McCrum left Cambridge in 1962 to become headmaster of Tonbridge School, where he earned a good reputation and transformed the school, emphasising academic standards and implementing sweeping reforms, including the abolition of the old traditions of fagging and caning of junior boys by "praepostors". He also made the Cadet Corps voluntary. The Tonbridgian wrote in 1967 that "Never have there been so many changes in so short a time". By a stratagem, he contrived that straw boater hats be retained, although there was a clear majority for their outright abolition in the poll of the boys which he arranged. His impressive stature and his ability to memorize the name and face of every boy in the school during the first week of the autumn term helped him to command respect. He later described part of his task at Tonbridge as having been "the reduction of stupid anachronisms" and "giving boys more liberties, provided they do not take them"; corporal punishment, he said, was "often the lesser of two evils". While at Tonbridge, McCrum was an early supporter of the idea of education vouchers, and he opposed Labour Party proposals for school reform. He criticised the reduction of the age of majority and the voting age to 18, saying that while they might be outwardly more mature than formerly, 18-year-olds "were still searching for guidance and authority" and "were less aware than formerly of the framework of tradition and the concept of the family community" under the increasing influence of the press and media.
Eton College
In 1970 he became Head Master of Eton College, ostensibly a more prestigious position but perhaps one that allowed less initiative or authority than at Tonbridge. He raised standards at Eton after the era of Anthony Chenevix-Trench, whose weaknesses differentiated him from the self-disciplined McCrum. The curriculum was modernised and academic standards improved. Just before leaving Eton he oversaw the final abolition of fagging, as he had at Tonbridge earlier. As Chairman of the Headmasters' Conference in 1974, McCrum called for greater co-operation between the independent and maintained sectors of education. McCrum banned Nigerian writer Dillibe Onyeama from visiting Eton after the latter wrote in his memoirs of the racism he experienced at the college. This decision was overturned in approximately 2010.

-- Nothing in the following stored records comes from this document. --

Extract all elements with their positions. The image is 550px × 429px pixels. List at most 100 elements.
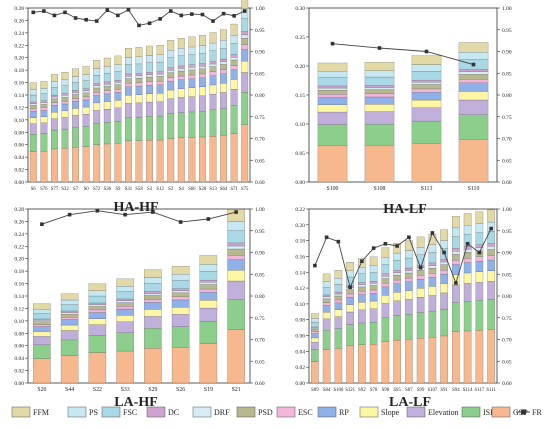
bar-segment-psd [322, 298, 331, 303]
chart-title-ha-hf: HA-HF [113, 200, 158, 215]
bar-segment-rp [167, 81, 175, 91]
bar-segment-dc [458, 69, 489, 72]
bar-segment-ps [440, 240, 448, 249]
bar-segment-elevation [199, 307, 218, 322]
bar-segment-ffm [88, 283, 107, 291]
bar-segment-elevation [156, 101, 164, 117]
bar-segment-drf [88, 304, 107, 307]
y2-tick-label: 0.60 [255, 381, 265, 387]
y-tick-label: 0.22 [14, 43, 24, 49]
bar-segment-elevation [346, 311, 354, 325]
x-tick-label: S26 [176, 387, 185, 393]
chart-title-la-lf: LA-LF [389, 395, 431, 410]
x-tick-label: S113 [421, 186, 433, 192]
bar-segment-psd [241, 38, 249, 45]
bar-segment-ps [311, 318, 319, 323]
y2-tick-label: 0.85 [255, 272, 265, 278]
bar-segment-psd [405, 272, 413, 279]
bar-segment-psd [416, 270, 425, 276]
bar-segment-psd [88, 306, 107, 311]
fr-marker [190, 12, 194, 16]
y2-tick-label: 0.80 [255, 93, 265, 99]
bar-segment-esc [428, 273, 437, 278]
bar-segment-ffm [40, 81, 48, 89]
bar-segment-gsp [156, 139, 164, 183]
bar-segment-rp [60, 319, 79, 326]
y2-tick-label: 0.75 [502, 316, 512, 322]
bar-segment-esc [88, 309, 107, 313]
bar-segment-elevation [103, 109, 111, 123]
fr-marker [168, 9, 173, 13]
y2-tick-label: 1.00 [502, 207, 512, 213]
x-tick-label: S9 [115, 187, 121, 192]
bar-segment-ffm [33, 303, 51, 310]
bar-segment-gsp [369, 344, 378, 384]
bar-S95 [393, 243, 401, 384]
x-tick-label: S94 [452, 388, 460, 393]
bar-segment-fsc [146, 62, 153, 73]
bar-segment-slope [322, 312, 331, 320]
bar-segment-rp [227, 259, 245, 271]
bar-segment-gsp [230, 133, 238, 183]
bar-segment-slope [167, 89, 175, 99]
bar-segment-slope [171, 306, 190, 315]
bar-segment-esc [209, 71, 217, 76]
bar-segment-gsp [452, 331, 460, 384]
bar-segment-slope [364, 104, 395, 112]
bar-segment-isp [463, 301, 472, 332]
bar-S28 [199, 35, 206, 183]
bar-segment-fsc [381, 264, 390, 274]
x-tick-label: S110 [468, 186, 480, 192]
bar-segment-rp [199, 77, 206, 87]
fr-marker [377, 46, 382, 50]
bar-segment-esc [381, 283, 390, 288]
bar-segment-isp [144, 328, 162, 349]
bar-segment-esc [317, 94, 348, 98]
bar-segment-gsp [146, 140, 153, 183]
bar-segment-slope [227, 270, 245, 282]
fr-marker [137, 23, 141, 28]
legend-label: Slope [381, 408, 400, 417]
bar-segment-elevation [405, 299, 413, 315]
y-tick-label: 0.20 [295, 64, 305, 70]
legend-label: DRF [214, 408, 230, 417]
bar-segment-fsc [116, 291, 134, 300]
bar-segment-drf [364, 87, 395, 90]
y-tick-label: 0.12 [14, 306, 24, 312]
bar-segment-elevation [487, 281, 495, 300]
bar-segment-ffm [167, 40, 175, 51]
bar-S20 [33, 303, 51, 384]
bar-segment-elevation [452, 284, 460, 303]
bar-segment-gsp [209, 135, 217, 183]
bar-segment-ffm [114, 55, 122, 65]
bar-segment-ps [146, 55, 153, 63]
bar-segment-isp [199, 111, 206, 138]
bar-segment-psd [230, 59, 238, 66]
bar-segment-rp [146, 85, 153, 94]
bar-segment-drf [209, 63, 217, 67]
bar-segment-fsc [60, 304, 79, 312]
bar-segment-rp [40, 110, 48, 117]
bar-segment-drf [230, 57, 238, 61]
bar-segment-isp [88, 335, 107, 353]
fr-marker [84, 17, 88, 22]
bar-segment-drf [135, 75, 143, 79]
bar-segment-esc [114, 88, 122, 93]
bar-segment-esc [416, 275, 425, 280]
bar-segment-psd [29, 105, 37, 110]
bar-segment-slope [440, 283, 448, 294]
bar-segment-psd [103, 86, 111, 91]
bar-S94 [452, 216, 460, 384]
fr-marker [151, 210, 155, 214]
bar-segment-ffm [82, 66, 90, 75]
bar-segment-psd [393, 274, 401, 281]
bar-segment-rp [144, 302, 162, 310]
bar-segment-slope [103, 101, 111, 110]
fr-line [41, 210, 237, 225]
y-tick-label: 0.06 [14, 344, 24, 350]
bar-segment-drf [458, 71, 489, 75]
bar-segment-gsp [334, 348, 343, 384]
bar-S107 [428, 234, 437, 384]
fr-marker [42, 9, 46, 13]
bar-segment-dc [428, 262, 437, 266]
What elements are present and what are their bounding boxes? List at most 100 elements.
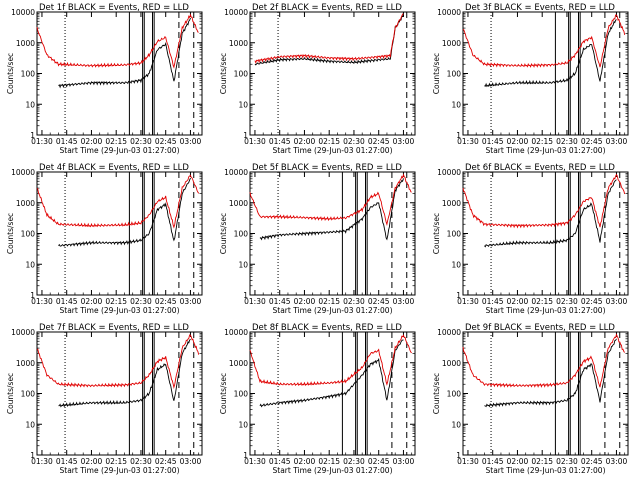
x-tick-label: 01:30 bbox=[457, 137, 479, 146]
x-axis-label: Start Time (29-Jun-03 01:27:00) bbox=[60, 146, 180, 155]
y-tick-label: 1 bbox=[243, 451, 248, 460]
y-tick-label: 10 bbox=[25, 260, 35, 269]
y-tick-label: 100 bbox=[234, 390, 249, 399]
x-tick-label: 02:15 bbox=[531, 137, 553, 146]
y-tick-label: 10000 bbox=[437, 8, 461, 17]
x-tick-label: 03:00 bbox=[606, 457, 628, 466]
x-tick-label: 02:30 bbox=[130, 457, 152, 466]
panel: Det 8f BLACK = Events, RED = LLD 1 10 100 10… bbox=[219, 323, 416, 475]
x-tick-label: 02:45 bbox=[581, 297, 603, 306]
events-series-line bbox=[58, 17, 191, 89]
y-tick-label: 10000 bbox=[11, 328, 35, 337]
y-axis-label: Counts/sec bbox=[432, 53, 441, 94]
y-tick-label: 1 bbox=[456, 131, 461, 140]
y-tick-label: 1 bbox=[456, 291, 461, 300]
x-tick-label: 01:30 bbox=[244, 457, 266, 466]
y-tick-label: 1000 bbox=[442, 359, 461, 368]
panel: Det 3f BLACK = Events, RED = LLD 1 10 100 10… bbox=[432, 3, 629, 155]
events-series-line bbox=[254, 14, 404, 66]
lld-series-line bbox=[254, 13, 404, 64]
x-axis-label: Start Time (29-Jun-03 01:27:00) bbox=[273, 306, 393, 315]
x-tick-label: 02:30 bbox=[556, 137, 578, 146]
lld-series-line bbox=[462, 173, 626, 229]
panel-title: Det 8f BLACK = Events, RED = LLD bbox=[252, 323, 402, 333]
x-tick-label: 02:30 bbox=[343, 457, 365, 466]
y-tick-label: 10000 bbox=[224, 8, 248, 17]
y-axis-label: Counts/sec bbox=[219, 213, 228, 254]
plot-frame bbox=[36, 331, 203, 456]
events-series-line bbox=[58, 177, 191, 247]
plot-frame bbox=[249, 11, 416, 136]
lld-series-line bbox=[249, 173, 412, 227]
lld-series-line bbox=[36, 334, 200, 389]
panel-title: Det 5f BLACK = Events, RED = LLD bbox=[252, 163, 402, 173]
x-tick-label: 01:45 bbox=[482, 137, 504, 146]
x-tick-label: 02:00 bbox=[294, 457, 316, 466]
x-axis-label: Start Time (29-Jun-03 01:27:00) bbox=[273, 466, 393, 475]
y-tick-label: 1000 bbox=[442, 199, 461, 208]
panel-title: Det 4f BLACK = Events, RED = LLD bbox=[39, 163, 189, 173]
x-tick-label: 02:30 bbox=[130, 137, 152, 146]
y-tick-label: 10000 bbox=[224, 168, 248, 177]
x-tick-label: 02:00 bbox=[507, 457, 529, 466]
x-tick-label: 02:45 bbox=[155, 137, 177, 146]
y-tick-label: 1000 bbox=[16, 359, 35, 368]
y-tick-label: 10 bbox=[238, 420, 248, 429]
y-axis-label: Counts/sec bbox=[219, 53, 228, 94]
panel-title: Det 6f BLACK = Events, RED = LLD bbox=[465, 163, 615, 173]
y-tick-label: 10000 bbox=[437, 168, 461, 177]
plot-frame bbox=[36, 171, 203, 296]
x-tick-label: 01:45 bbox=[56, 297, 78, 306]
x-tick-label: 02:00 bbox=[507, 137, 529, 146]
y-axis-label: Counts/sec bbox=[432, 213, 441, 254]
y-axis-label: Counts/sec bbox=[6, 213, 15, 254]
lld-series-line bbox=[249, 334, 412, 387]
x-tick-label: 02:30 bbox=[343, 297, 365, 306]
y-tick-label: 1000 bbox=[229, 199, 248, 208]
y-tick-label: 1000 bbox=[16, 39, 35, 48]
y-tick-label: 10 bbox=[451, 260, 461, 269]
plot-frame bbox=[462, 11, 629, 136]
x-tick-label: 01:30 bbox=[457, 457, 479, 466]
y-axis-label: Counts/sec bbox=[432, 373, 441, 414]
y-tick-label: 1 bbox=[30, 451, 35, 460]
x-tick-label: 02:30 bbox=[343, 137, 365, 146]
plot-frame bbox=[462, 171, 629, 296]
panel: Det 9f BLACK = Events, RED = LLD 1 10 100 10… bbox=[432, 323, 629, 475]
x-tick-label: 01:30 bbox=[244, 137, 266, 146]
x-tick-label: 01:30 bbox=[31, 137, 53, 146]
lld-series-line bbox=[462, 14, 626, 68]
x-tick-label: 02:45 bbox=[581, 137, 603, 146]
x-tick-label: 02:15 bbox=[105, 457, 127, 466]
panel-title: Det 9f BLACK = Events, RED = LLD bbox=[465, 323, 615, 333]
y-tick-label: 10000 bbox=[224, 328, 248, 337]
y-axis-label: Counts/sec bbox=[6, 373, 15, 414]
y-tick-label: 10 bbox=[451, 100, 461, 109]
x-tick-label: 03:00 bbox=[393, 137, 415, 146]
x-tick-label: 02:00 bbox=[81, 297, 103, 306]
y-tick-label: 1 bbox=[30, 131, 35, 140]
x-tick-label: 03:00 bbox=[180, 457, 202, 466]
x-tick-label: 01:30 bbox=[244, 297, 266, 306]
y-tick-label: 10 bbox=[238, 100, 248, 109]
x-tick-label: 02:15 bbox=[105, 297, 127, 306]
x-tick-label: 01:30 bbox=[457, 297, 479, 306]
panel-title: Det 1f BLACK = Events, RED = LLD bbox=[39, 3, 189, 13]
y-tick-label: 100 bbox=[447, 230, 462, 239]
x-tick-label: 01:45 bbox=[269, 457, 291, 466]
panel: Det 1f BLACK = Events, RED = LLD 1 10 100 10… bbox=[6, 3, 203, 155]
y-tick-label: 10 bbox=[25, 100, 35, 109]
x-tick-label: 03:00 bbox=[180, 137, 202, 146]
x-tick-label: 02:00 bbox=[294, 297, 316, 306]
x-tick-label: 02:15 bbox=[318, 137, 340, 146]
x-tick-label: 03:00 bbox=[393, 297, 415, 306]
plot-frame bbox=[462, 331, 629, 456]
x-tick-label: 02:00 bbox=[294, 137, 316, 146]
x-axis-label: Start Time (29-Jun-03 01:27:00) bbox=[60, 466, 180, 475]
x-tick-label: 03:00 bbox=[393, 457, 415, 466]
x-tick-label: 02:45 bbox=[368, 137, 390, 146]
x-axis-label: Start Time (29-Jun-03 01:27:00) bbox=[486, 146, 606, 155]
y-tick-label: 100 bbox=[234, 70, 249, 79]
x-tick-label: 01:45 bbox=[56, 137, 78, 146]
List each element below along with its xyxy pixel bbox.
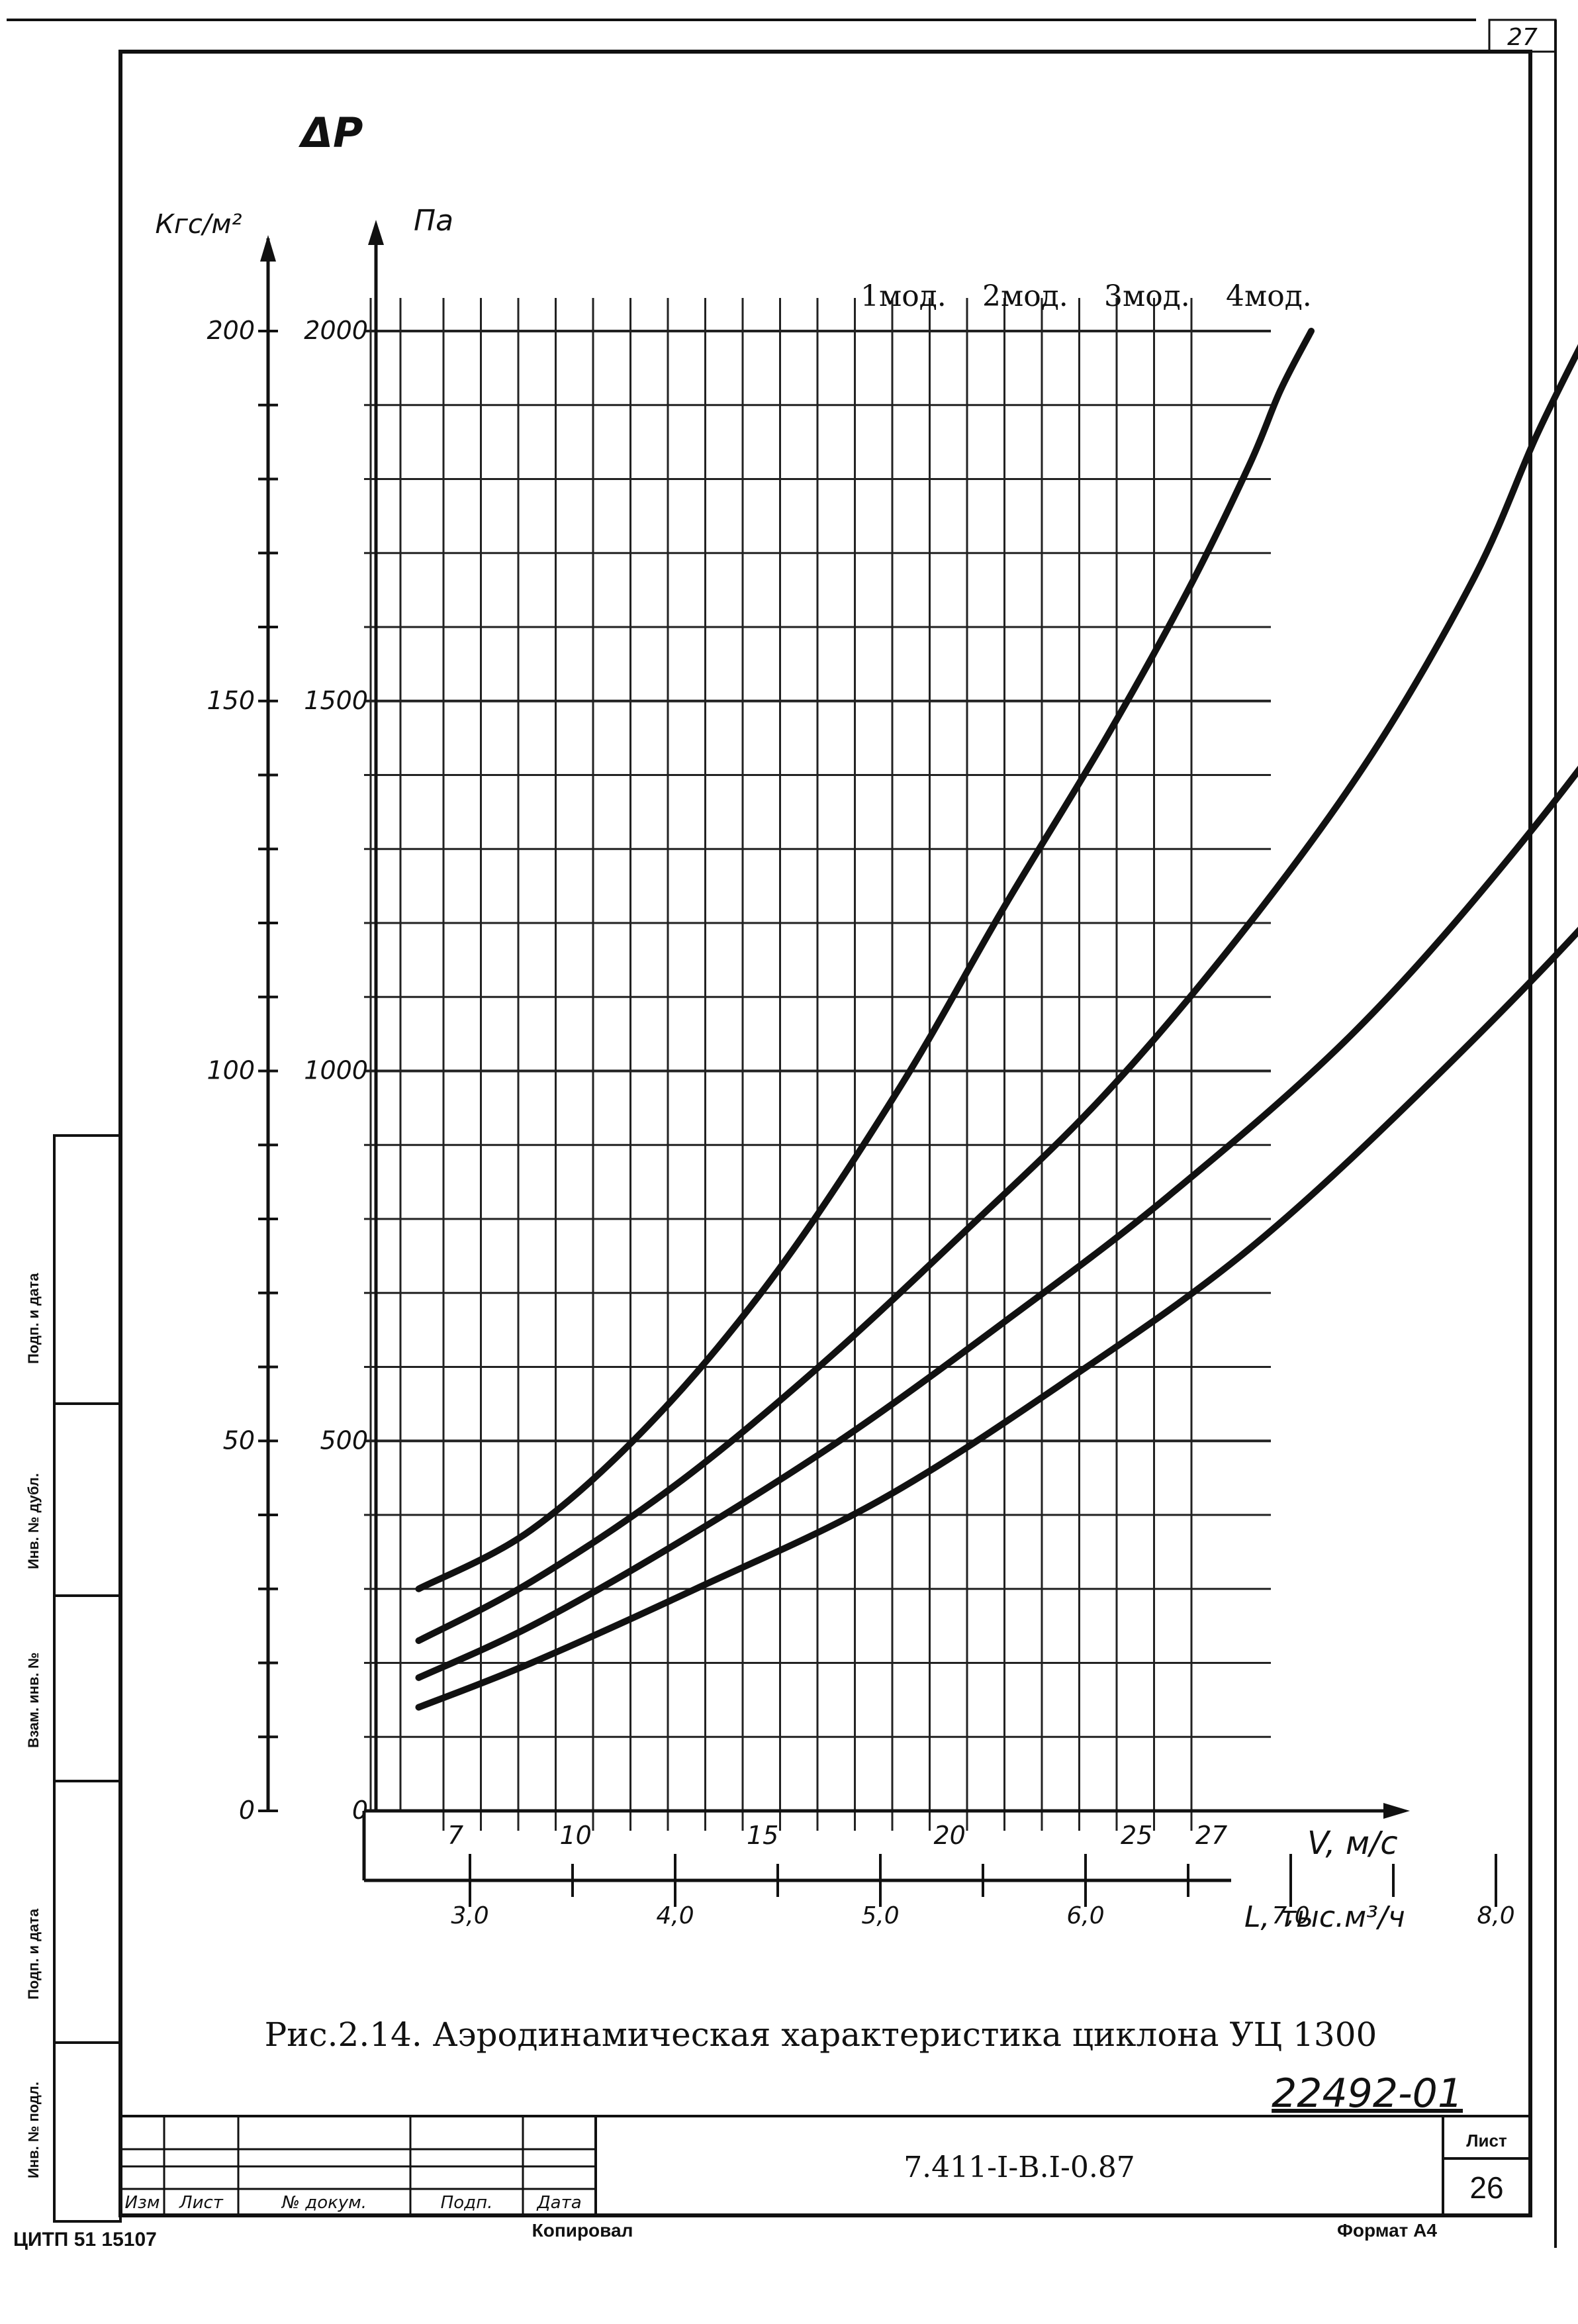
right-axis-unit: Па [414, 204, 453, 238]
velocity-tick-label: 25 [1121, 1821, 1152, 1850]
velocity-tick-label: 20 [934, 1821, 966, 1850]
pa-tick-label: 1500 [304, 686, 368, 715]
kgs-axis-arrow [260, 235, 276, 262]
flow-tick-label: 8,0 [1477, 1902, 1514, 1929]
flow-axis-label: L, тыс.м³/ч [1244, 1900, 1405, 1934]
series-label-3: 3мод. [1104, 279, 1190, 313]
chart-labels: 0 500 1000 1500 2000 0 50 100 150 200 7 10 15 20 25 27 3… [207, 279, 1514, 1929]
series-label-2: 2мод. [982, 279, 1068, 313]
kgs-tick-label: 200 [207, 316, 255, 345]
pa-tick-label: 0 [352, 1796, 368, 1825]
side-stamp-label: Подп. и дата [25, 1273, 42, 1364]
series-line-2 [415, 344, 1578, 1644]
velocity-tick-label: 7 [447, 1821, 463, 1850]
side-stamp-label: Инв. № подл. [25, 2082, 42, 2178]
series-line-3 [415, 765, 1578, 1681]
flow-tick-label: 3,0 [451, 1902, 488, 1929]
velocity-tick-label: 10 [560, 1821, 592, 1850]
figure-caption: Рис.2.14. Аэродинамическая характеристик… [265, 2015, 1377, 2054]
velocity-tick-label: 27 [1195, 1821, 1227, 1850]
title-block-header: Подп. [441, 2193, 493, 2213]
flow-tick-label: 6,0 [1066, 1902, 1104, 1929]
title-block: Изм Лист № докум. Подп. Дата 7.411-I-B.I… [119, 2115, 1532, 2217]
pa-tick-label: 1000 [304, 1056, 368, 1085]
footer-left: ЦИТП 51 15107 [13, 2229, 157, 2251]
side-stamp-frame [53, 1134, 122, 2223]
flow-tick-label: 4,0 [656, 1902, 694, 1929]
kgs-tick-label: 150 [207, 686, 255, 715]
pa-tick-label: 2000 [304, 316, 368, 345]
left-axis-unit: Кгс/м² [155, 209, 242, 240]
side-stamp-label: Взам. инв. № [25, 1653, 42, 1748]
side-stamp: Инв. № подл. Подп. и дата Взам. инв. № И… [25, 1134, 122, 2223]
series-line-4 [415, 926, 1578, 1711]
page-corner-number: 27 [1507, 24, 1538, 51]
handwritten-number: 22492-01 [1272, 2070, 1463, 2117]
kgs-tick-label: 50 [223, 1426, 255, 1455]
chart-axes [258, 220, 1497, 1907]
series-line-1 [415, 328, 1315, 1592]
side-stamp-label: Инв. № дубл. [25, 1473, 42, 1569]
pa-tick-label: 500 [320, 1426, 368, 1455]
series-label-1: 1мод. [860, 279, 947, 313]
kgs-tick-label: 100 [207, 1056, 255, 1085]
page-corner-box [1488, 19, 1557, 53]
sheet-label: Лист [1466, 2131, 1507, 2151]
series-label-4: 4мод. [1226, 279, 1312, 313]
footer-right: Формат А4 [1337, 2220, 1437, 2241]
chart-title-delta-p: ΔP [298, 109, 363, 157]
flow-tick-label: 5,0 [861, 1902, 899, 1929]
title-block-header: Лист [179, 2193, 224, 2213]
velocity-axis-label: V, м/с [1307, 1825, 1398, 1862]
flow-tick-label: 7,0 [1272, 1902, 1309, 1929]
document-number: 7.411-I-B.I-0.87 [904, 2151, 1135, 2184]
side-stamp-label: Подп. и дата [25, 1908, 42, 2000]
chart-series [415, 328, 1578, 1711]
velocity-tick-label: 15 [747, 1821, 778, 1850]
kgs-tick-label: 0 [239, 1796, 255, 1825]
title-block-header: № докум. [281, 2193, 367, 2213]
footer-center: Копировал [532, 2220, 633, 2241]
pa-axis-arrow [368, 220, 384, 245]
velocity-axis-arrow [1383, 1803, 1410, 1819]
sheet-number: 26 [1469, 2170, 1503, 2205]
title-block-header: Изм [125, 2193, 160, 2213]
title-block-header: Дата [536, 2193, 581, 2213]
drawing-frame [118, 50, 1532, 2217]
aerodynamic-chart: 0 500 1000 1500 2000 0 50 100 150 200 7 10 15 20 25 27 3… [155, 109, 1578, 1934]
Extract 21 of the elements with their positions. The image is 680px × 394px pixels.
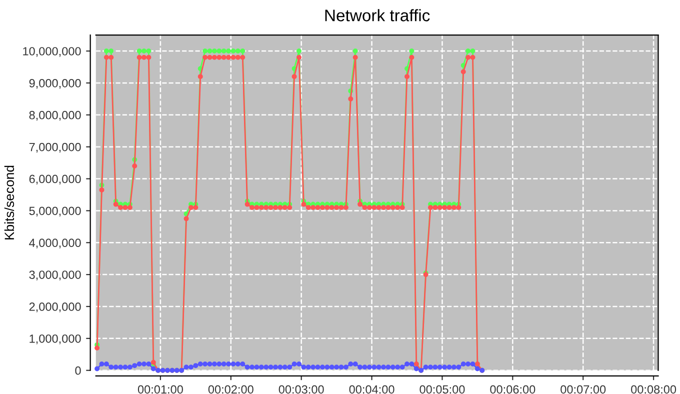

In 1980, McCrum returned to Corpus Christi, Cambridge as Master, introducing women to the college in 1982. In 1987 he became the last of the University of Cambridge's part-time Vice-Chancellors. He was president of the Cambridge Society from 1989 to 1996. He chaired the Oxford and Cambridge Schools Examination Board from 1981 to 1987, and the SchoolGoverning Bodies Association from 1989 to 1994. In his farewell speech as Vice-Chancellor he called for university lecturers to be better paid. An Anglican, he was chairman of the Cathedrals Fabric Commission for England and was a member of the BBC/IBA religious affairs committee. He was appointed CBE in 1998. In addition to a collection of historical documents in Latin and Greek, compiled during his first spell at Corpus Christi, he wrote a biography of Thomas Arnold, the distinguished headmaster of Rugby. McCrum was married to Christine Fforde and they had four children, one of whom was Literary Editor of The Observer.
Publications
McCrum, Michael; & Woodhead, A. G.. Select documents of the principates of the Flavian emperors: Including the year of revolution, A.D. 68-96. Cambridge: University Press.